No, Scott Adams, you don't murder your son
· Jul 6, 2022 · NottheBee.com

Dilbert creator Scott Adams was trending on Wednesday for some rather... unfiltered thoughts.

I love the Dilbert comic series. Before "The Office" showed us the misery of the modern work environment, Dilbert was dodging the pointy-haired boss and the feline incarnations of Satan that oversee our HR departments (never has this been so true than the woke era with "equity" managers).

That being said... you don't murder your son, Scott.

Might there be some theoretical movie script where a father cop has to take out his terrorist son in an active shooting? Sure.

But unless you're engaged in an active firefight, you don't walk up to your kid Jason-Bourne style and pop him in the head.

Scott wasn't done yet. Here's the rest of his thread:

If you think there is a third choice, in which your wisdom and tough love, along with government services, "fixes" that broken young man, you are living in a delusion. There are no other options. You have to either murder your own son or watch him die and maybe kill others.

If one more person hallucinates to me about some "program" where teens are kidnapped and "fixed" and returned to their happy parents, I might explode. No such thing exists. You have two options. Only two. No help is coming. Only death and suffering.

You are probably twisting in your seat and you want to tell me all of your good ideas about how there really are services and ways to deal with such a teen. There are none. You haven't been there. Many parents have looked for such help. I have lots of resources. Doesn't help.

If I were to invent a solution to the dangerous young man problem, I think it would involve putting them all in one place so they could only hurt each other, not necessarily in jail, just away from society. Once they are separated from society (and drugs) maybe help is possible.

It isn't legal to take a young man's bodily autonomy just because he "seems dangerous" but that has to be considered at this point. Otherwise parents have two options. And you get more of what we are getting.

Because I'm the founder of the Reformed Church of Scotland, let's turn to the book that's set the standard for morality the past few thousand years. The Bible has a specific prescription for parents that have a wayward, violent, rebellious son. It's found in Deuteronomy 21:

If a man has a stubborn and rebellious son who will not obey the voice of his father or the voice of his mother, and, though they discipline him, will not listen to them, then his father and his mother shall take hold of him and bring him out to the elders of his city at the gate of the place where he lives, and they shall say to the elders of his city, ‘This our son is stubborn and rebellious; he will not obey our voice; he is a glutton and a drunkard.'

Then all the men of the city shall stone him to death with stones. So you shall purge the evil from your midst, and all Israel shall hear, and fear.
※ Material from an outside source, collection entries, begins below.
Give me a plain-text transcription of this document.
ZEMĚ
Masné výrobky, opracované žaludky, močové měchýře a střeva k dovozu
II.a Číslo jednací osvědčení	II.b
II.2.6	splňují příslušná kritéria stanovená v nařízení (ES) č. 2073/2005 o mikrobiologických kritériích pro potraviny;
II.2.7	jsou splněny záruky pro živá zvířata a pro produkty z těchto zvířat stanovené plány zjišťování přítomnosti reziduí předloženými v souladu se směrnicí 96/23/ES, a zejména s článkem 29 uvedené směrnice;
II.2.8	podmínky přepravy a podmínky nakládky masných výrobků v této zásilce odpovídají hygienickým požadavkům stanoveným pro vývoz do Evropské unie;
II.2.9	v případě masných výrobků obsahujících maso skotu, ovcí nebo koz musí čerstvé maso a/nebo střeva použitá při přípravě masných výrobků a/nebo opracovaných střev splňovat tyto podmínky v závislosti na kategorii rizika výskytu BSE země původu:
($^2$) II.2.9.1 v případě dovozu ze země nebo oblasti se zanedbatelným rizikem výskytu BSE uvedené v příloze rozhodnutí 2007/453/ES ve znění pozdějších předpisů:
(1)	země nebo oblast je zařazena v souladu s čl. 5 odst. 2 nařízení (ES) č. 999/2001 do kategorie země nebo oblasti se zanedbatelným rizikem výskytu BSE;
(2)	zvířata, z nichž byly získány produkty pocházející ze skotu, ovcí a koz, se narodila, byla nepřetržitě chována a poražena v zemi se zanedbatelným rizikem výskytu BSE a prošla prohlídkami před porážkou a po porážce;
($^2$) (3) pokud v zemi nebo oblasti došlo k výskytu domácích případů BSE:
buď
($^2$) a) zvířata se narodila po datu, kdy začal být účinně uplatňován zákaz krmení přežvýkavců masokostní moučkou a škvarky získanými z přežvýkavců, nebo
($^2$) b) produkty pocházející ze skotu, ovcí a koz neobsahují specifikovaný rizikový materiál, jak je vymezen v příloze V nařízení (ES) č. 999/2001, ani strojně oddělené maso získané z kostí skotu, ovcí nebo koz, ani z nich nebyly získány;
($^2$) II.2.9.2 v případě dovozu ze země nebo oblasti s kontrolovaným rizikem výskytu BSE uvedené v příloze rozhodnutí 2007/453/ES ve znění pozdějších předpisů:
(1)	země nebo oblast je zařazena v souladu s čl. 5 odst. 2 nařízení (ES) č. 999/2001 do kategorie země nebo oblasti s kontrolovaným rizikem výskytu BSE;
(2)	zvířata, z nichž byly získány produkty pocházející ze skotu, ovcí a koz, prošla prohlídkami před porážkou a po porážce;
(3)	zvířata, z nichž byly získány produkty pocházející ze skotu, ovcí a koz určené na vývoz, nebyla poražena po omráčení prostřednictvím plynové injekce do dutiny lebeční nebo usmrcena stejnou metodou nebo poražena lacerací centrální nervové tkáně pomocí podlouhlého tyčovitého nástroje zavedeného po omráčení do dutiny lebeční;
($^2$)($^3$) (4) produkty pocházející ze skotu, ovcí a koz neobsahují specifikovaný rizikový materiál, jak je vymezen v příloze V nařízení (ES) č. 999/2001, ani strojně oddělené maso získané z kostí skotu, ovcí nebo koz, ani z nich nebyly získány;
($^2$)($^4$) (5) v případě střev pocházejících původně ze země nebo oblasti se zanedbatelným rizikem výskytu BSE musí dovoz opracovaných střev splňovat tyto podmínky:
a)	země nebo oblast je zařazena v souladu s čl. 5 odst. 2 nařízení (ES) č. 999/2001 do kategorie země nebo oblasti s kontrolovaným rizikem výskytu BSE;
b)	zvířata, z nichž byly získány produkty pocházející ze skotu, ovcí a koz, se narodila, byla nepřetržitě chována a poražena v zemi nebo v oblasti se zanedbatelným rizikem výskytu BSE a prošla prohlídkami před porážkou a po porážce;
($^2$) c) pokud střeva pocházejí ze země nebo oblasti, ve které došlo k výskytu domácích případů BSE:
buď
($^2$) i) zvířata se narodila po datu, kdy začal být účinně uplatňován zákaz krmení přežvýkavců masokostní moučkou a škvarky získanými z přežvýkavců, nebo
The solution is clear: Parents of an undisciplined, criminal son are to bring him before the authorities. Then, with a note that God deals harshly with lies and false witness, the parents are to tell the authorities their son's crimes.

If the authorities find the young man guilty, the entire community was to carry out the death sentence.

The principles, like everything in God's Word, are enduring. Parents of a criminal child are not to put their love for the child above justice and truth. To do so would be to show hatred for their fellow man by allowing the child to take innocent lives. It would violate the command to love God and love your neighbor, upon which hang all the Law and the prophets.

But unlike the semi-nomadic Israelites who had spent 40 years wandering around the desert in the ancient Middle East, we have a society with trillions of dollars of prison infrastructure, a robust common-law legal system, and advanced technology. Perhaps the lesson Scott is reaching for is a call to reform our increasingly squishy prison bureaucracy and remember that justice sometimes means ending a life.

But not in the way he prescribes.

After all, my father always joked that he "brought me into the world" so he "could take me out of it," but there's a line between dad jokes and actual murder.

If even the travesty that is The Last Jedi could teach us that murdering our kids is a bad idea, I think we can call it a bad idea.